Museum of 20th-century art in Milan

The Museo del Novecento ("museum of the twentieth century") is a museum of twentieth-century art in Milan, in Lombardy in northern Italy. It is housed in the Palazzo dell'Arengario, near Piazza del Duomo in the centre of the city.

The museum opened on 6 December 2010. It displays about 400 works, most of them Italian, from the twentieth century.

== Collection ==
Apart from a single room housing works by foreign artists including Braque, Kandinsky, Klee, Léger, Matisse, Mondrian and Picasso, the majority of the works exhibited in the museum are by Italian artists. A significant section highlights Italian Futurists, showcasing works by Giacomo Balla, Umberto Boccioni, Carlo Carrà, Fortunato Depero, Luigi Russolo, Gino Severini, Mario Sironi and Ardengo Soffici. Giuseppe Pellizza da Volpedo's large canvas Il Quarto Stato (1902) was exhibited in a room on its own, until 2022.

Other sections of the museum are dedicated to individual artists such as Giorgio de Chirico, Lucio Fontana and Morandi.

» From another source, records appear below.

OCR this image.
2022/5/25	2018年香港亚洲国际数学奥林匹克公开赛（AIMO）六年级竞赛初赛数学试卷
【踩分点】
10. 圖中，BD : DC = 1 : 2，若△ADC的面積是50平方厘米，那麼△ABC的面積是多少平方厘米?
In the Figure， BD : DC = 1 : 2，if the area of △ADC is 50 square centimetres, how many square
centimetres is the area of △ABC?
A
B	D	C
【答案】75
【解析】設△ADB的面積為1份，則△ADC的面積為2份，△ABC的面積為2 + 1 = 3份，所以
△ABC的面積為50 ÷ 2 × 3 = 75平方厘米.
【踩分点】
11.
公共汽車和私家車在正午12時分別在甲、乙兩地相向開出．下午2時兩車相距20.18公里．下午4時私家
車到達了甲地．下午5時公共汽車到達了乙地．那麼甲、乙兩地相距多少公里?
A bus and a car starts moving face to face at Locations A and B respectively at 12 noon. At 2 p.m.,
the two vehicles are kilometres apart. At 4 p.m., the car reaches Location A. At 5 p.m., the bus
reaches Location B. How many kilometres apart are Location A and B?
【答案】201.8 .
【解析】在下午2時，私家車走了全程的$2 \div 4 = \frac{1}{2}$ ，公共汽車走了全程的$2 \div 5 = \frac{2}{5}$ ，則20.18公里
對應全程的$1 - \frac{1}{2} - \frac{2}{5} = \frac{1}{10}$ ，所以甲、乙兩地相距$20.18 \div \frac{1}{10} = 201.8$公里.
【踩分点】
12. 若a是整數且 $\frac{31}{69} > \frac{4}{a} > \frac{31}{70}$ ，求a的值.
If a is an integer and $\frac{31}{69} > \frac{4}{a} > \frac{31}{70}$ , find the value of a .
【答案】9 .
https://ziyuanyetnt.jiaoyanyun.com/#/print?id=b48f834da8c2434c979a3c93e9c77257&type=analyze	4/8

There are also sections devoted to art movements of the twentieth century, including Abstractionism, Arte Povera, the Novecento Italiano, Post-Impressionism and Realism, and to genres such as landscape and monumental art.

In 2015 the museum received a large donation from private collectors Bianca and Mario Bertolini of contemporary art works by artists such as Daniel Buren, Joseph Kosuth, Roy Lichtenstein, Robert Rauschenberg, Frank Stella and Andy Warhol.

== Facilities ==

The museum has a bookshop, and a restaurant-bar on the top floor, overlooking Piazza del Duomo.